I define critical thinking not as a vague intellectual skill, but as a structured process: carefully reading the data, imagining multiple alternatives, evaluating them, allowing judgment to mature, seeking counsel from practically wise individuals, making a conscious choice, and implementing it through disciplined, step-by-step action.

Yet critical thinking alone is not sufficient. Without ethos — character shaped by habit and grounded in self-knowledge — decisions risk becoming merely strategic rather than meaningful. Aristotle reminds us that ethos is cultivated through repeated action. Good decisions require good character.

Equally essential is paideia — education in its deeper sense. Aristotle defines it as learning to take pleasure and feel pain in the right things. This means educating not only the intellect, but also the emotions. Without this inner compass, technology amplifies confusion rather than clarity.

Artificial Intelligence can enhance analysis and expand possibilities. But it cannot define purpose.

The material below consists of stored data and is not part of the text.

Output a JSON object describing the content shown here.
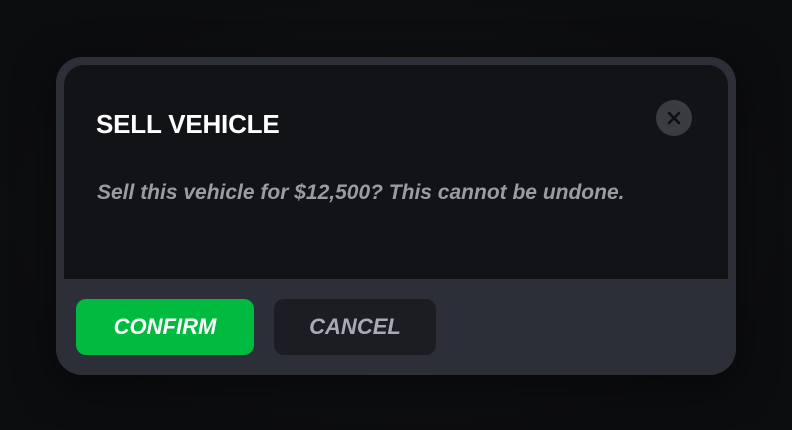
{
  "dialog": {
    "title": "SELL VEHICLE",
    "message": "Sell this vehicle for $12,500? This cannot be undone.",
    "close_icon": "close-icon"
  },
  "actions": {
    "confirm_label": "CONFIRM",
    "cancel_label": "CANCEL"
  },
  "colors": {
    "confirm": "#00bb3f",
    "cancel": "#1c1d22",
    "frame": "#2c2f38",
    "body": "#121316"
  }
}
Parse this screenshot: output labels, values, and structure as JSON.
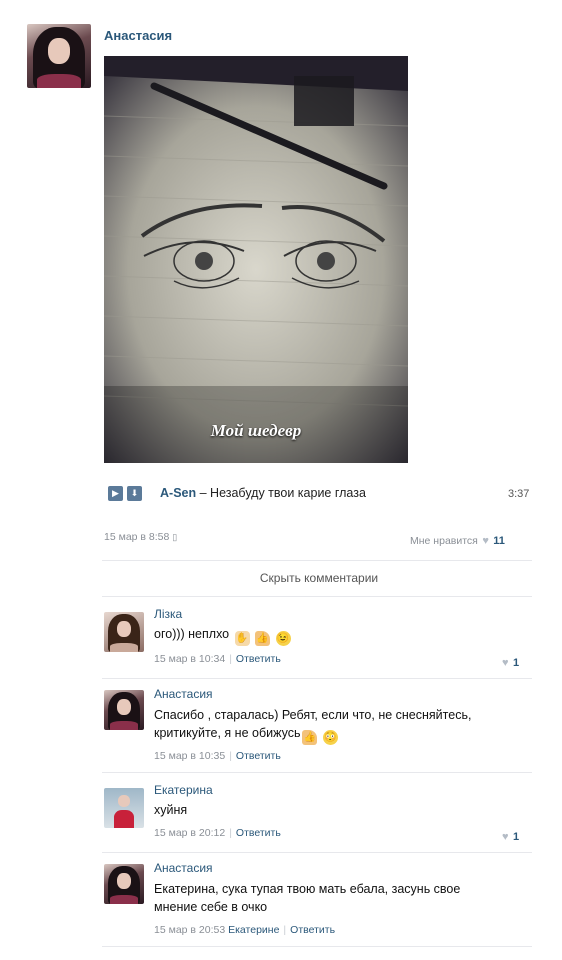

To live well in a technological era, we must integrate intelligent systems with critical thinking, ethos, and paideia. These three elements are deeply interconnected and cannot be separated.

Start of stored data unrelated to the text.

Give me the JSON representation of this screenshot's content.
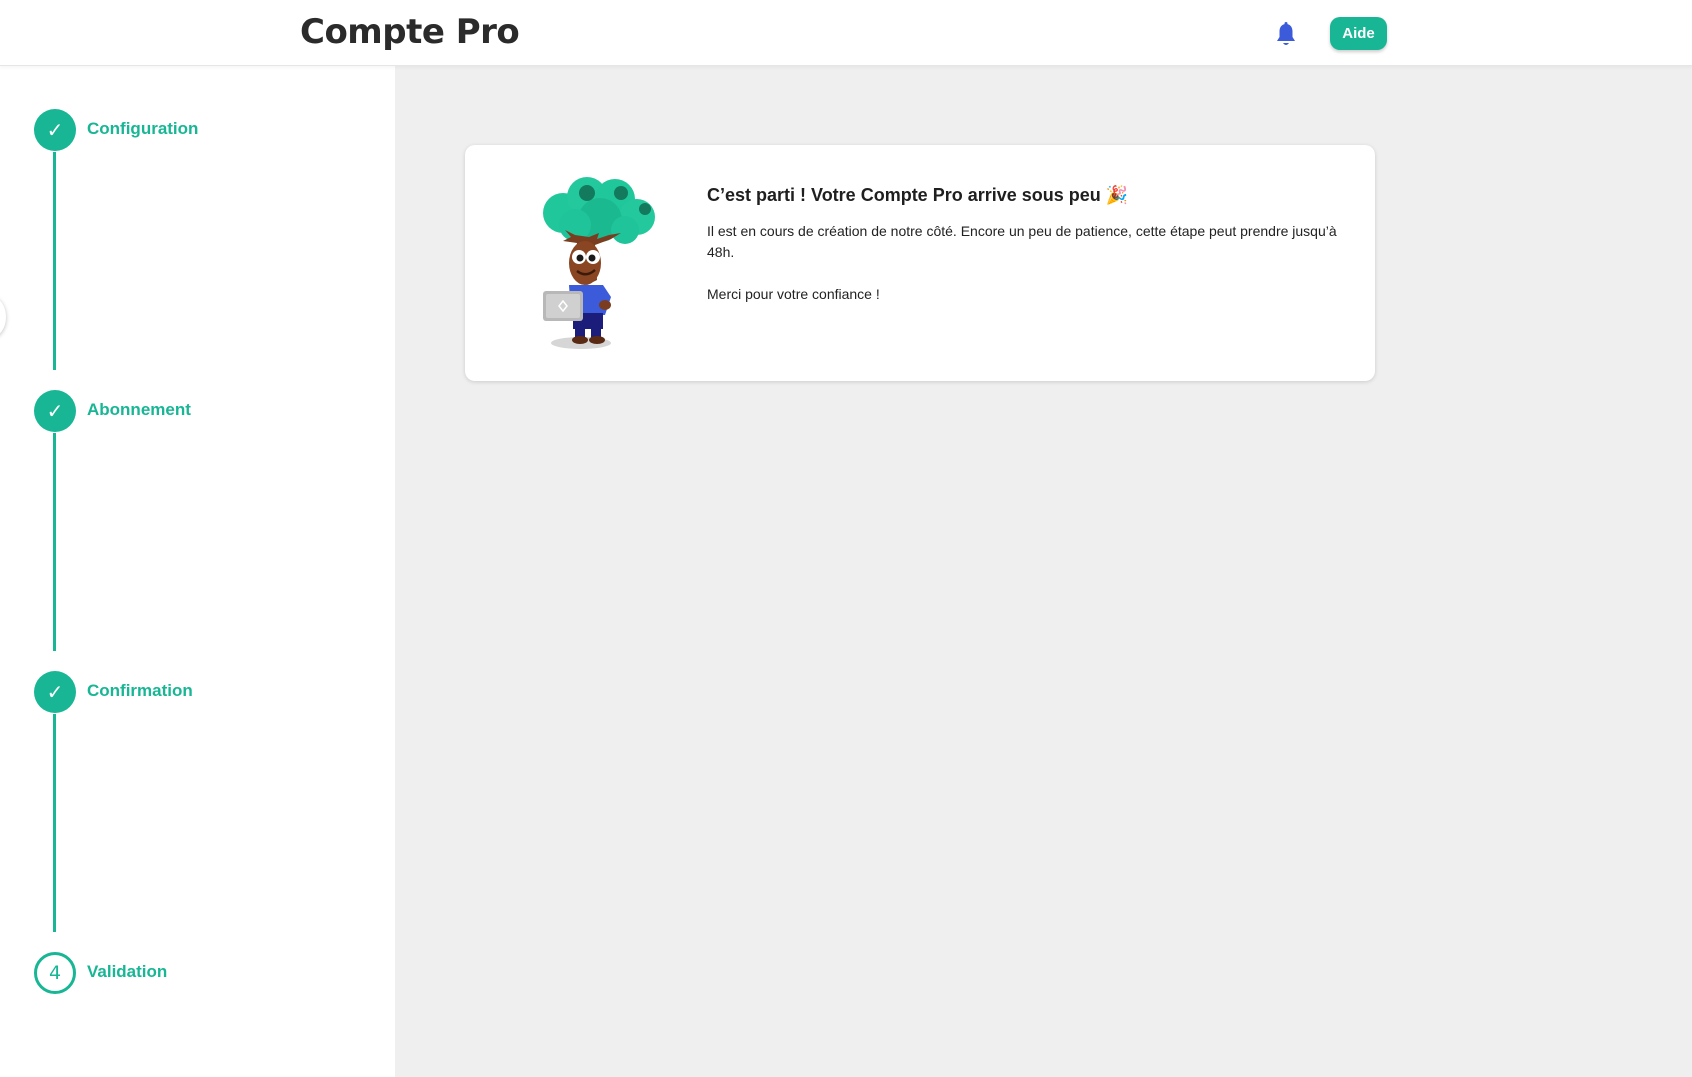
{
  "header": {
    "title": "Compte Pro",
    "help_label": "Aide",
    "notification_icon": "bell-icon"
  },
  "steps": [
    {
      "label": "Configuration",
      "status": "done",
      "marker": "✓"
    },
    {
      "label": "Abonnement",
      "status": "done",
      "marker": "✓"
    },
    {
      "label": "Confirmation",
      "status": "done",
      "marker": "✓"
    },
    {
      "label": "Validation",
      "status": "current",
      "marker": "4"
    }
  ],
  "card": {
    "title": "C’est parti ! Votre Compte Pro arrive sous peu 🎉",
    "text": "Il est en cours de création de notre côté. Encore un peu de patience, cette étape peut prendre jusqu’à 48h.",
    "thanks": "Merci pour votre confiance !",
    "illustration": "tree-mascot-with-laptop"
  },
  "colors": {
    "accent": "#18b694",
    "bell": "#3b5bdb",
    "background": "#efefef"
  }
}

Because good decisions are the foundation of a happy life.

Who the
Speakers are:

Speaker

  • Fenia Tsanaka
    Fenia Tsanaka
    Architect, Author and Scholar of Aristotelian Philosophy

    Fenia Tsanaka was born in 1969 in Athens and is the mother of two children. She studied architecture at the National Technical University of Athens and has since maintained her own architectural practice, undertaking private studies, supervision, and construction projects. She has had a continuous thirty-year collaboration with the Onassis Foundation. Her most recent major projects include the statutory supervision of the expansion of the Onassis Cardiac Surgery Center (2019–2025, 12,300 sq.m.) and consulting services, study implementation, and supervision for the Onassis Cultural Centre (Onassis Stegi) (2002–2011, 18,000 sq.m.).
    She has traveled to more than 45 countries, experiences that shaped her perspective as a global citizen.
    Over the past ten years, she has been systematically engaged in the practical philosophy of Aristotle, exploring what constitutes a good life and how it is built through conscious decisions and the cultivation of character. She is the author of Renovating My Life with Aristotle as My Architect (Armos Publications), first published in Greek in 2020 and released in English in 2023 by Armos Publications. The book reached a second Greek edition and has been presented in numerous events and lectures in Greece and abroad, as well as in more than 40 interviews in print and electronic media in Greece and the United States. For three consecutive years, she delivered a lecture series at the Theocharakis Foundation in Athens, focusing on eudaimonia, emotional cultivation, and mindset transformation through Aristotelian practical wisdom.